The warehouse is a different matter and its down to those dratted local enactments - most of which are still in force despite the RR(FS) Order which embraced some elements of local enactments- eg neon signs, but left in place many other local ennactments - including some that controlled large storage buildings greater than 7000m3 (ie tiny by todays standards) and control of stacks of combustible materials. A recent determination by the secretary of state showed these elemnts of the local enactments to be very much alive and kicking. As you say, some of these incorprorated provisions for maintenance, others did not.

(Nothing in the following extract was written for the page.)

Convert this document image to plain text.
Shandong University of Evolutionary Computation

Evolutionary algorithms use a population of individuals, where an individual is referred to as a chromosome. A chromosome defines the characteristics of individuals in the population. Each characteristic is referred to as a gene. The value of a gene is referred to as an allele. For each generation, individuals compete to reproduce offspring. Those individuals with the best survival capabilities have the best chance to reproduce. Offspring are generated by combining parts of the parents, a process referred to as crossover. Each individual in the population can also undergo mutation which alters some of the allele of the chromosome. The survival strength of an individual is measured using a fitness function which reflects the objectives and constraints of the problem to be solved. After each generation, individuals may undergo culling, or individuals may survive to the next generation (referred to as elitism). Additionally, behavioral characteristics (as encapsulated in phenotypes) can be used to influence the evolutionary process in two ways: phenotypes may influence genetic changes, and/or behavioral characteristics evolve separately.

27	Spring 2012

As you suggest it comes down to the risk assessment - my risk assessment of this fairly small warehouse of about 10000m2 (used for the storage and distribution of government publicity materials in the main) is that for life safety of relevant persons there is no requirement for a sprinkler system. Why? Because in determining a benchmark level for ALARP I used the relevant documents and guidance including BS5588 part 11 (relevant at the time of the assessment), the fire certificate standards (formerly in force under the previous regime) and the new National Guidance for Factories and Warehouses. I also referred to ADB though this is clearly not relevant in the case of existing buildings, but is a benchmark for new buildings.
I did point out the benefits of sprinklers but also pointed out the difficulties involved in recommissioning and upgrading this long decommissioned system.
So far the brigade has visited and issued a letter of non compliance (which the client thought was an enforcement notice). The letter requires that the sprinkler system be reinstated within 3- 6 months. This may or may not develop into an enforcement notice later. Time will tell.
The crux is this. In carrying out a fire risk assessment under the RR(FS)O the duty is to reduce the risk to relevant persons to ALARP. But what does this mean? The document "Reducing Risks, protecting people" published by the HSE recognises that for existing buildings it is appropriate that best practice guidance should be used as a benchmark, rather than the legal judgement arising from the case of Edwards Vs NCB (quantum of risk measured against sacrifice).
Quoting from the document
"....Moreover, HSE believes that in making this compliance assessment, the starting point for
determining whether risk has been reduced as low as reasonably practicable, should be the
present situation in the duty holder’s undertaking. However, in certain circumstances, it will
not be possible to assess options in this way. In such situations, the starting point should be
an option which is known to be reasonably practicable (such as one which represents
existing good practice)........"
We have best practice guidance with national coverage. In some areas we have local enactments that prescribe different standards of fire safety for different purposes. My view is that Article 38 should not be used to enforce local enactments.